Nach den Darlegungen des auf Antrag des Kläger im Berufungsverfahren tätig gewordenen Sachverständigen A. könnte ein ursächlicher Zusammenhang mit dem erlittenen Gesundheitserstschaden nur dann hergestellt werden, wenn sich aus diesem ein CRPS Typ I, also ein komplexes regionales Schmerzsyndrom, entwickelt hätte. Ein solches vermag der Sachverständige A. zum gegenwärtigen Zeitpunkt aber nicht zu diagnostizieren. Er verweist insbesondere auf die am 12. Februar 2003 von Dr. W. durchgeführte Ganzkörperskelettszintigraphie, die mit Ausnahme einer geringgradig vermehrten Aktivität am Oberschenkelknochen links - mithin an einer Stelle, die vom Sturzereignis nicht betroffen war - keinen auffälligen Befund ergab. Nachdem dieser Untersuchung für die Feststellung eines CRPS die beste Sensitivität zugeschrieben wird und darüber hinaus klinische Indizien eines CRPS nicht objektiviert wurden, kann diese Diagnose nicht gestellt werden.
Soweit die Schmerzzustände auf eine Meralgia parästhetica - mit nachfolgender Revision des Nervus cutaneus femoris lateralis - (Bericht von Prof. Dr. W. vom 11. November 2002) bzw. im Oktober 2004 auf eine Neuropathie des Nervus genitofemoralis links (Bericht des Anästhesisten Philipp vom 11. Mai 2006) zurückgeführt werden, wird ein ursächlicher Zusammenhang dieser Nervenschäden mit dem erlittenen Gesundheitserstschaden in keiner der vorliegenden ärztlichen Unterlagen gesehen.
Eine somatoforme Schmerzstörung, welche der Orthopäde Dr. F. beim Kläger diagnostiziert hat, die aber nach Auffassung des Sachverständigen A. nur differentialdiagnostisch neben dem Verdacht auf ein CRPS oder einer bewußtseinsnahen Symptombildung bei sekundärem Krankheitsgewinn in Betracht zu ziehen und damit nicht bewiesen ist, kann auch schon begrifflich nicht mit Wahrscheinlichkeit auf die bei dem Arbeitsunfall erlittene Gesundheitserstschädigung ursächlich zurückgeführt werden. Nach der Definition der anhaltenden somatoformen Schmerzstörung in F45.4 ICD-10- GM 2007 ist die vorherrschende Beschwerde ein andauernder, schwerer und quälender Schmerz, der durch einen physiologischen Prozess oder eine körperliche Störung nicht vollständig erklärt werden kann. Er tritt in Verbindung mit emotionalen Konflikten oder psychosozialen Belastungen auf, die schwer genug sein sollten, um als entscheidende ursächliche Faktoren zu gelten. Zutreffend hat der Sachverständige A. somit das mögliche Vorliegen einer somatoformen Schmerzstörung als eindeutig unfallunabhängig bezeichnet.

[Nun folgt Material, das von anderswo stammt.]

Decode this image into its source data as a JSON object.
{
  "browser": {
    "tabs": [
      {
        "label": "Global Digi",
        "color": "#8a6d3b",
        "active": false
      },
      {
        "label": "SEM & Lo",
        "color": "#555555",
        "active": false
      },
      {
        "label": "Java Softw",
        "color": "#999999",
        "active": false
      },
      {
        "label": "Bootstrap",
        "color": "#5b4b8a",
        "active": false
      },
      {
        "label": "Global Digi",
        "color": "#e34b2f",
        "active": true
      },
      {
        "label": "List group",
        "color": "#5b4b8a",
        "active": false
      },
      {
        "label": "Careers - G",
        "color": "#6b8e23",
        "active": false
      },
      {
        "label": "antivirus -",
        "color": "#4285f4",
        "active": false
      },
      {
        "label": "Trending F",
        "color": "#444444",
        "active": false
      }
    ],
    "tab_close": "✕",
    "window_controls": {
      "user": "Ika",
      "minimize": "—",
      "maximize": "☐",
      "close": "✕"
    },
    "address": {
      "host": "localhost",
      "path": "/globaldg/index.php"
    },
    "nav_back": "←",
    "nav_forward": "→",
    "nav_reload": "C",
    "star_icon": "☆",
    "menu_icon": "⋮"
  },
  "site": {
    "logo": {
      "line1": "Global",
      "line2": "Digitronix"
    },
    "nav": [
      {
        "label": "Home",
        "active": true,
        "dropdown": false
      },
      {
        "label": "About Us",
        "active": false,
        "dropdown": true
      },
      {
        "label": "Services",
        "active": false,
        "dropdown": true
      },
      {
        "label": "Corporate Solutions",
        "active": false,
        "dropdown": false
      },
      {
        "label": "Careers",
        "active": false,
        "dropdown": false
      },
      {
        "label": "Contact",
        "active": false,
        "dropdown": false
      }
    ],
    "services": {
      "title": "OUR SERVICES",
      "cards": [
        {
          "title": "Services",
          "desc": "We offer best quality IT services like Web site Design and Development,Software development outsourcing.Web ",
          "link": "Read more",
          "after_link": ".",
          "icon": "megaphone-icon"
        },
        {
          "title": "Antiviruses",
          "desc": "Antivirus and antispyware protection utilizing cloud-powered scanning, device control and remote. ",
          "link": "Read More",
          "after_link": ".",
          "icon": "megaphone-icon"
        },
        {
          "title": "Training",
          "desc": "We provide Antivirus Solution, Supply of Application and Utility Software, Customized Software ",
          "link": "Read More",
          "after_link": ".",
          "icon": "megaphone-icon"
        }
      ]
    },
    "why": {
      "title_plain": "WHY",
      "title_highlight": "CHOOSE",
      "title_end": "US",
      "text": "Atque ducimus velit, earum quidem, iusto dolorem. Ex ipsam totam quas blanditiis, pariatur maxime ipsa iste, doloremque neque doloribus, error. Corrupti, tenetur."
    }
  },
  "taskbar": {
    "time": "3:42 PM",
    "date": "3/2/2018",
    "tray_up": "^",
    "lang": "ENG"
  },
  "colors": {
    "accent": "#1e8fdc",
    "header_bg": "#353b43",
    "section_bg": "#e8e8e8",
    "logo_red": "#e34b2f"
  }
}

Nachdem die Schmerzzustände des Klägers nicht mit der erforderlichen Wahrscheinlichkeit auf den beim Arbeitsunfall erlittenen Gesundheitserstschaden zurückgeführt werden können, kann auch der Ursachenzusammenhang, den die Kardiologin Dr. A. zwischen den im Januar und Juli 2005 aufgetretenen Herzinfarkten und dem Unfall hergestellt hat, schon im Ansatz nicht nachvollzogen werden.
Die abgeheilte Prellung und die knöchern konsolidierte Kreuzbeinfraktur bedingen nach den Darlegungen von Dr. T. und A. keine Minderung der Erwerbsfähigkeit. Selbst wenn man mit Dr. F. einen gewissen Schmerzanteil auf die knöchern vollständig konsolidierte Kreuzbeinfraktur bezieht, kann daraus auch nach dessen Einschätzung keine rentenberechtigende MdE von 20 vH abgeleitet werden.
Die Berufung des Klägers konnte daher keinen Erfolg haben.
Die Kostenentscheidung beruht auf § 193 SGG.
Gründe für die Zulassung der Revision liegen nicht vor.
Außergerichtliche Kosten sind auch im Berufungsverfahren nicht zu erstatten.
Tatbestand:
Streitig ist, ob dem Kläger wegen der Folgen des Arbeitsunfalls vom 15. Juni 2002 eine Verletztenrente zusteht.
Der 1966 geborene Kläger war im Unfallzeitpunkt beim Autohaus H ... als Autoverkäufer beschäftigt. Der damalige Arbeitgeber teilt der Beklagten unter dem 19. Juli 2002 mit, der Kläger sei vom 13. bis 15. Juni wegen eines grippalen Infekts krank geschrieben gewesen. Am Samstag, dem 15. Juni, habe er in der Firma mit seinem Dienstwagen Unterlagen abgeholt, die er für eine vom 16. bis 21. Juni 2002 in der Nähe von Köln stattfindende Schulung benötigte. Der Unfallhergang sei vom Kläger übernommen worden. Eine Krankmeldung sei ihm erst am 13. Juli 2002 übergeben worden.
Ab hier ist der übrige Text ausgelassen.